Harro Paul Harring, a German author, born at Ibensdorf, near Husum, in Schleswig, Aug. 28, 1798, died by his own hand in the island of Jersey, May 25, 1870. He was the son of a landed proprietor of Friesland, but received only a scanty education, and was obliged to accept a small clerkship in the custom house. Subsequently he devoted himself to painting and literature in various places, and after publishing two volumes of poetry at Schleswig in 1821 he wrote a sketch of his adventurous life and travels entitled Rhonghar Jarr, Fahr-ten eines Friesen in Danemark, Deutschland, Ungarn, etc. (4 vols., Munich, 1828). In 1828 he joined a Philhellenic expedition to Greece, but soon went to Rome, and next to Warsaw, where he served for a few months in the army. His Polish experiences were embodied in his novel Der Pole (3 vols., Baireuth, 1831), and in his Memoiren uber Polen unter russischer Herrschaft (2 vols., Nuremberg, 1831; French, Strasburg, 1833). On account of his revolutionary tendencies he was subsequently expelled from Bavaria and Saxony, and in 1836 he was arrested in Bern and sent to England, where in 1837 he was wounded in a duel.
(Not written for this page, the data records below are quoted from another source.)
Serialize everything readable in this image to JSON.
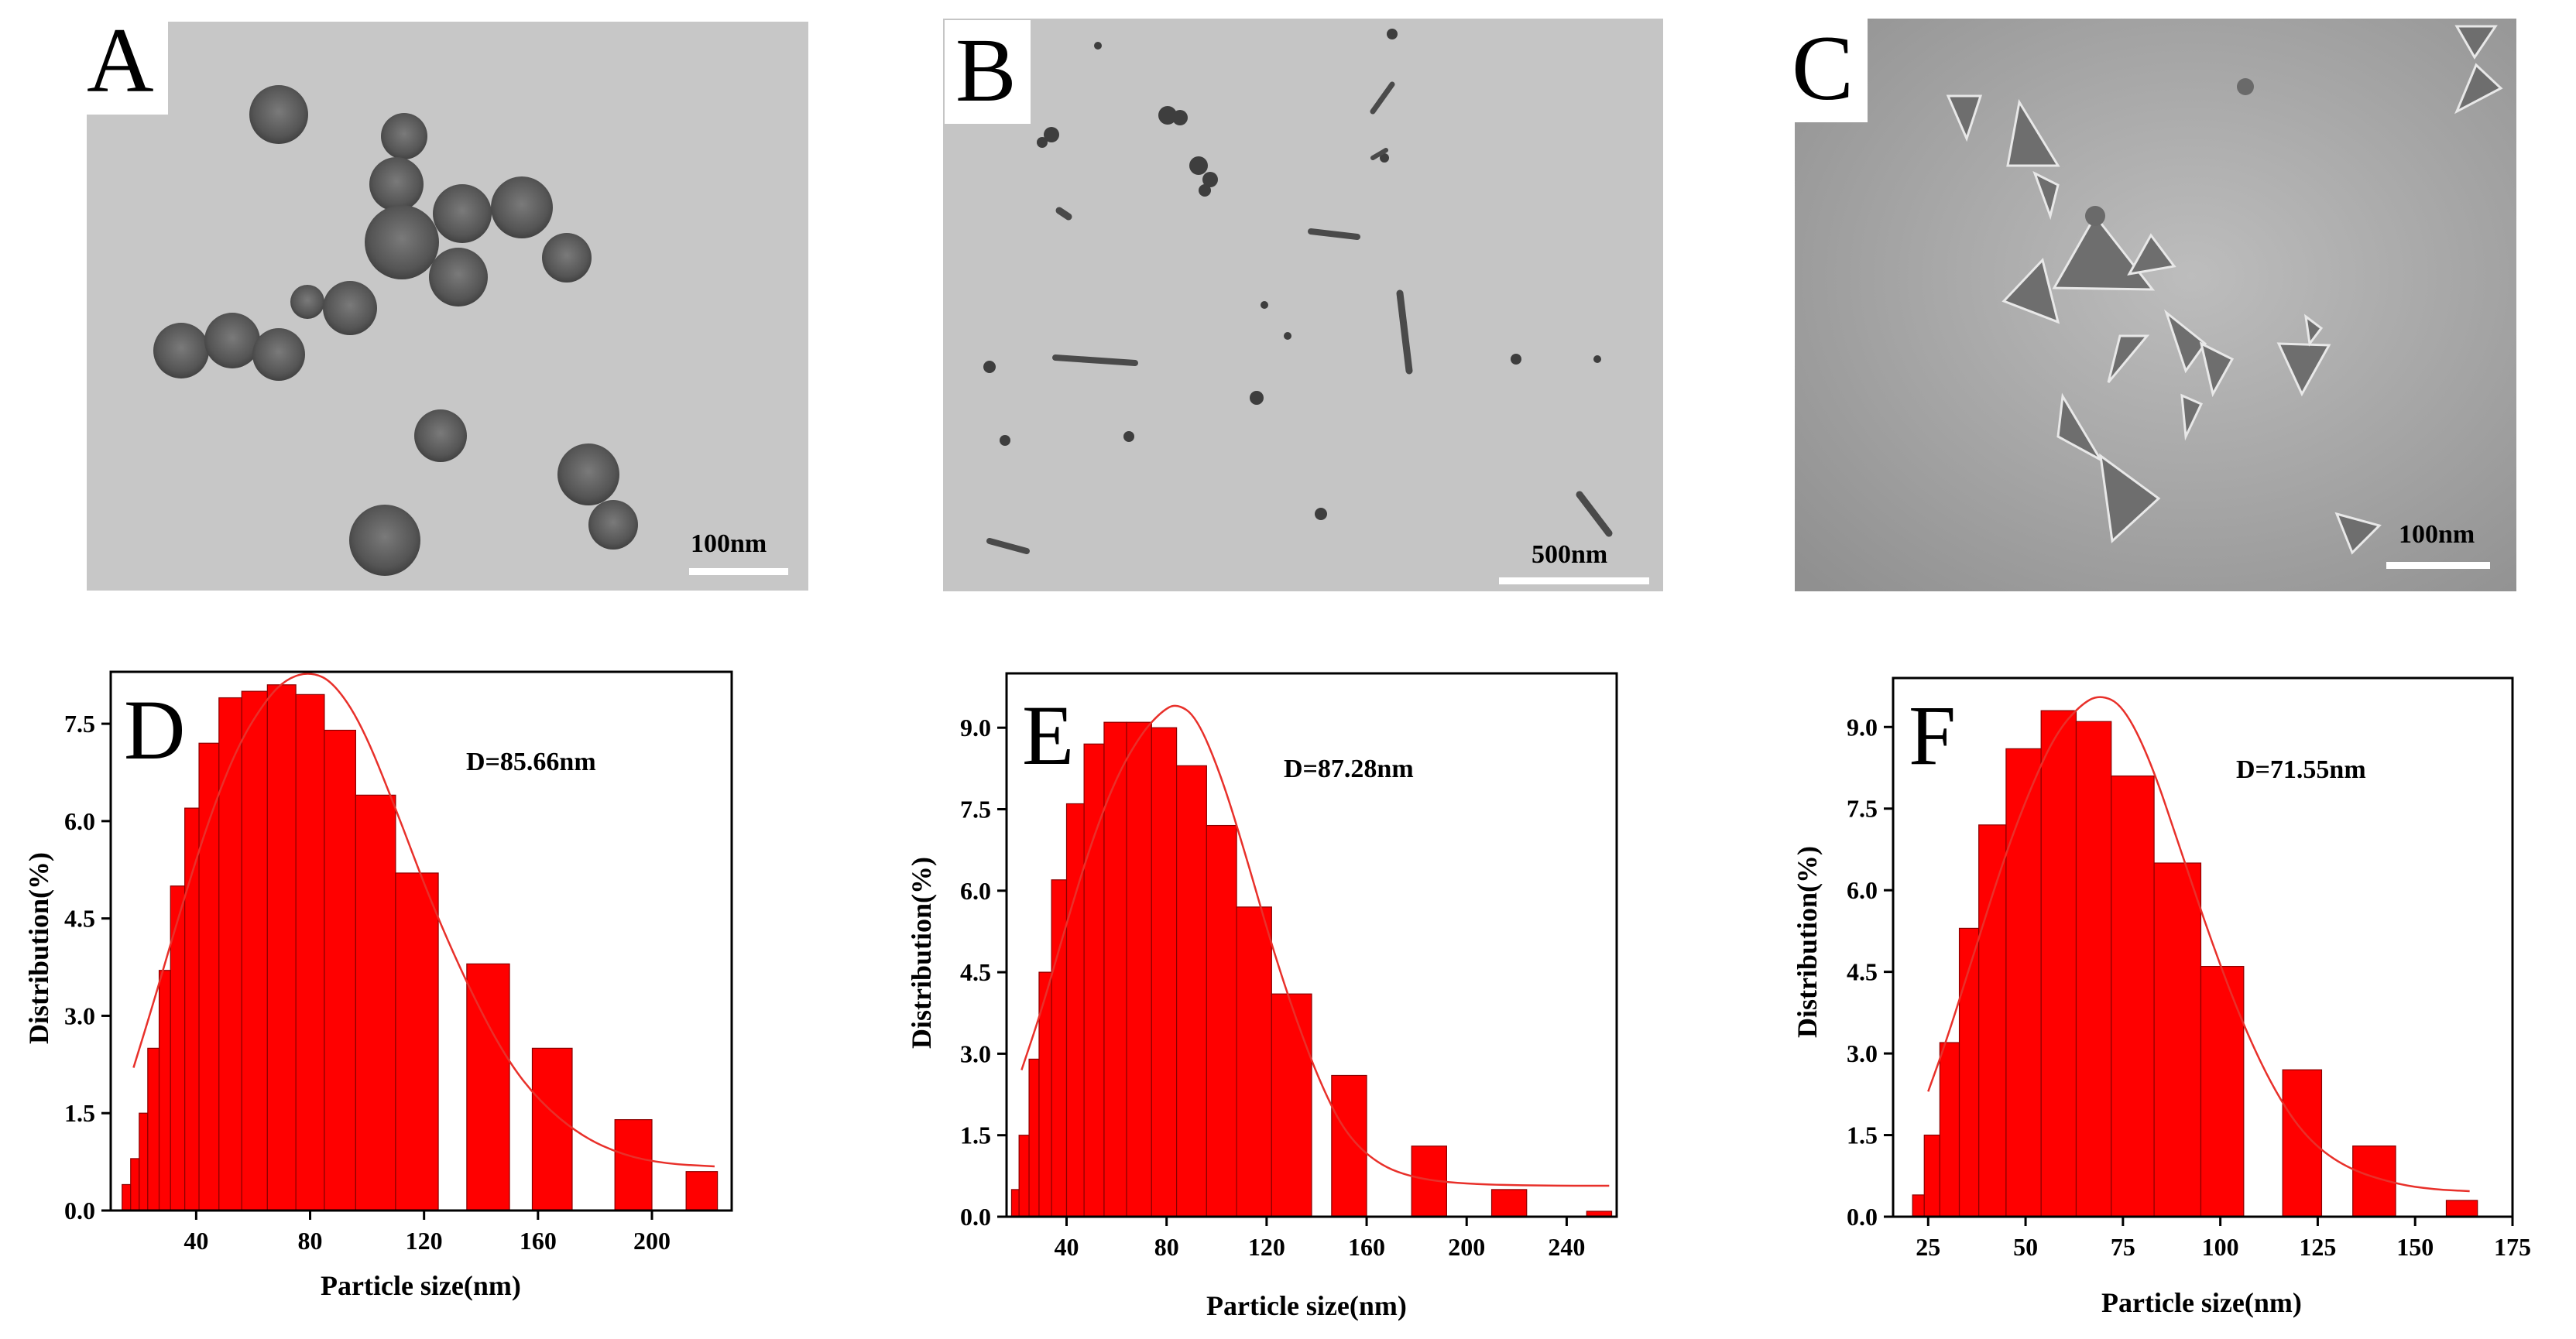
{
  "tem_panels": [
    {
      "letter": "A",
      "scale_label": "100nm"
    },
    {
      "letter": "B",
      "scale_label": "500nm"
    },
    {
      "letter": "C",
      "scale_label": "100nm"
    }
  ],
  "colors": {
    "bar": "#ff0000",
    "curve": "#e8302a",
    "axis": "#000000",
    "tem_bg_A": "#c7c7c7",
    "tem_bg_B": "#c5c5c5",
    "tem_bg_C": "#b4b4b4"
  },
  "chart_data": [
    {
      "panel": "D",
      "type": "bar",
      "annotation": "D=85.66nm",
      "xlabel": "Particle size(nm)",
      "ylabel": "Distribution(%)",
      "xlim": [
        10,
        228
      ],
      "ylim": [
        0,
        8.3
      ],
      "xticks": [
        40,
        80,
        120,
        160,
        200
      ],
      "yticks": [
        0.0,
        1.5,
        3.0,
        4.5,
        6.0,
        7.5
      ],
      "ytick_labels": [
        "0.0",
        "1.5",
        "3.0",
        "4.5",
        "6.0",
        "7.5"
      ],
      "bins": [
        [
          14,
          17,
          0.4
        ],
        [
          17,
          20,
          0.8
        ],
        [
          20,
          23,
          1.5
        ],
        [
          23,
          27,
          2.5
        ],
        [
          27,
          31,
          3.7
        ],
        [
          31,
          36,
          5.0
        ],
        [
          36,
          41,
          6.2
        ],
        [
          41,
          48,
          7.2
        ],
        [
          48,
          56,
          7.9
        ],
        [
          56,
          65,
          8.0
        ],
        [
          65,
          75,
          8.1
        ],
        [
          75,
          85,
          7.95
        ],
        [
          85,
          96,
          7.4
        ],
        [
          96,
          110,
          6.4
        ],
        [
          110,
          125,
          5.2
        ],
        [
          135,
          150,
          3.8
        ],
        [
          158,
          172,
          2.5
        ],
        [
          187,
          200,
          1.4
        ],
        [
          212,
          223,
          0.6
        ]
      ],
      "fit_curve": [
        [
          18,
          2.2
        ],
        [
          25,
          3.2
        ],
        [
          35,
          4.7
        ],
        [
          45,
          6.1
        ],
        [
          55,
          7.2
        ],
        [
          65,
          7.9
        ],
        [
          72,
          8.2
        ],
        [
          80,
          8.3
        ],
        [
          88,
          8.15
        ],
        [
          98,
          7.5
        ],
        [
          110,
          6.2
        ],
        [
          122,
          4.8
        ],
        [
          135,
          3.5
        ],
        [
          148,
          2.4
        ],
        [
          160,
          1.7
        ],
        [
          175,
          1.15
        ],
        [
          190,
          0.85
        ],
        [
          205,
          0.72
        ],
        [
          222,
          0.68
        ]
      ]
    },
    {
      "panel": "E",
      "type": "bar",
      "annotation": "D=87.28nm",
      "xlabel": "Particle size(nm)",
      "ylabel": "Distribution(%)",
      "xlim": [
        16,
        260
      ],
      "ylim": [
        0,
        10
      ],
      "xticks": [
        40,
        80,
        120,
        160,
        200,
        240
      ],
      "yticks": [
        0.0,
        1.5,
        3.0,
        4.5,
        6.0,
        7.5,
        9.0
      ],
      "ytick_labels": [
        "0.0",
        "1.5",
        "3.0",
        "4.5",
        "6.0",
        "7.5",
        "9.0"
      ],
      "bins": [
        [
          18,
          21,
          0.5
        ],
        [
          21,
          25,
          1.5
        ],
        [
          25,
          29,
          2.9
        ],
        [
          29,
          34,
          4.5
        ],
        [
          34,
          40,
          6.2
        ],
        [
          40,
          47,
          7.6
        ],
        [
          47,
          55,
          8.7
        ],
        [
          55,
          64,
          9.1
        ],
        [
          64,
          74,
          9.1
        ],
        [
          74,
          84,
          9.0
        ],
        [
          84,
          96,
          8.3
        ],
        [
          96,
          108,
          7.2
        ],
        [
          108,
          122,
          5.7
        ],
        [
          122,
          138,
          4.1
        ],
        [
          146,
          160,
          2.6
        ],
        [
          178,
          192,
          1.3
        ],
        [
          210,
          224,
          0.5
        ],
        [
          248,
          258,
          0.1
        ]
      ],
      "fit_curve": [
        [
          22,
          2.7
        ],
        [
          30,
          3.8
        ],
        [
          40,
          5.4
        ],
        [
          50,
          6.9
        ],
        [
          60,
          8.1
        ],
        [
          70,
          8.9
        ],
        [
          78,
          9.3
        ],
        [
          84,
          9.45
        ],
        [
          92,
          9.2
        ],
        [
          102,
          8.1
        ],
        [
          112,
          6.6
        ],
        [
          122,
          5.0
        ],
        [
          132,
          3.6
        ],
        [
          142,
          2.4
        ],
        [
          152,
          1.5
        ],
        [
          165,
          0.95
        ],
        [
          180,
          0.7
        ],
        [
          200,
          0.6
        ],
        [
          230,
          0.57
        ],
        [
          257,
          0.57
        ]
      ]
    },
    {
      "panel": "F",
      "type": "bar",
      "annotation": "D=71.55nm",
      "xlabel": "Particle size(nm)",
      "ylabel": "Distribution(%)",
      "xlim": [
        16,
        175
      ],
      "ylim": [
        0,
        9.9
      ],
      "xticks": [
        25,
        50,
        75,
        100,
        125,
        150,
        175
      ],
      "yticks": [
        0.0,
        1.5,
        3.0,
        4.5,
        6.0,
        7.5,
        9.0
      ],
      "ytick_labels": [
        "0.0",
        "1.5",
        "3.0",
        "4.5",
        "6.0",
        "7.5",
        "9.0"
      ],
      "bins": [
        [
          21,
          24,
          0.4
        ],
        [
          24,
          28,
          1.5
        ],
        [
          28,
          33,
          3.2
        ],
        [
          33,
          38,
          5.3
        ],
        [
          38,
          45,
          7.2
        ],
        [
          45,
          54,
          8.6
        ],
        [
          54,
          63,
          9.3
        ],
        [
          63,
          72,
          9.1
        ],
        [
          72,
          83,
          8.1
        ],
        [
          83,
          95,
          6.5
        ],
        [
          95,
          106,
          4.6
        ],
        [
          116,
          126,
          2.7
        ],
        [
          134,
          145,
          1.3
        ],
        [
          158,
          166,
          0.3
        ]
      ],
      "fit_curve": [
        [
          25,
          2.3
        ],
        [
          30,
          3.3
        ],
        [
          37,
          4.9
        ],
        [
          45,
          6.7
        ],
        [
          52,
          8.0
        ],
        [
          58,
          8.9
        ],
        [
          64,
          9.4
        ],
        [
          69,
          9.6
        ],
        [
          75,
          9.4
        ],
        [
          82,
          8.4
        ],
        [
          90,
          6.7
        ],
        [
          98,
          5.0
        ],
        [
          106,
          3.5
        ],
        [
          114,
          2.3
        ],
        [
          122,
          1.45
        ],
        [
          132,
          0.9
        ],
        [
          145,
          0.6
        ],
        [
          155,
          0.5
        ],
        [
          164,
          0.47
        ]
      ]
    }
  ]
}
Ho next attempted to publish in Heligoland revolutionary songs for circulation in Germany, but was arrested and sent back to England. On returning to that island in 1839 he was sent as a prisoner on a vessel bound to England, but jumping overboard he was picked up by a French ship, and afterward lived successively in England, Brazil, and the United States. In 1849 he arrived in Norway, whence he was expelled in the following year. He then became a member of the European central democratic committee in London, to which city he returned in 1856 after having been in 1834 under arrest in Harburg, and after having spent again some time in Brazil. Although he occasionally received assistance from his friends at subsequent periods, misery and discontent made him commit suicide. His publications comprise, besides poems, plays, and miscellaneous writings, many novels, of which " Dolores," the scene of which was in South America, written in English and published in New York in 1844 (German, 4 vols., Basel, 1858-9), is considered the best.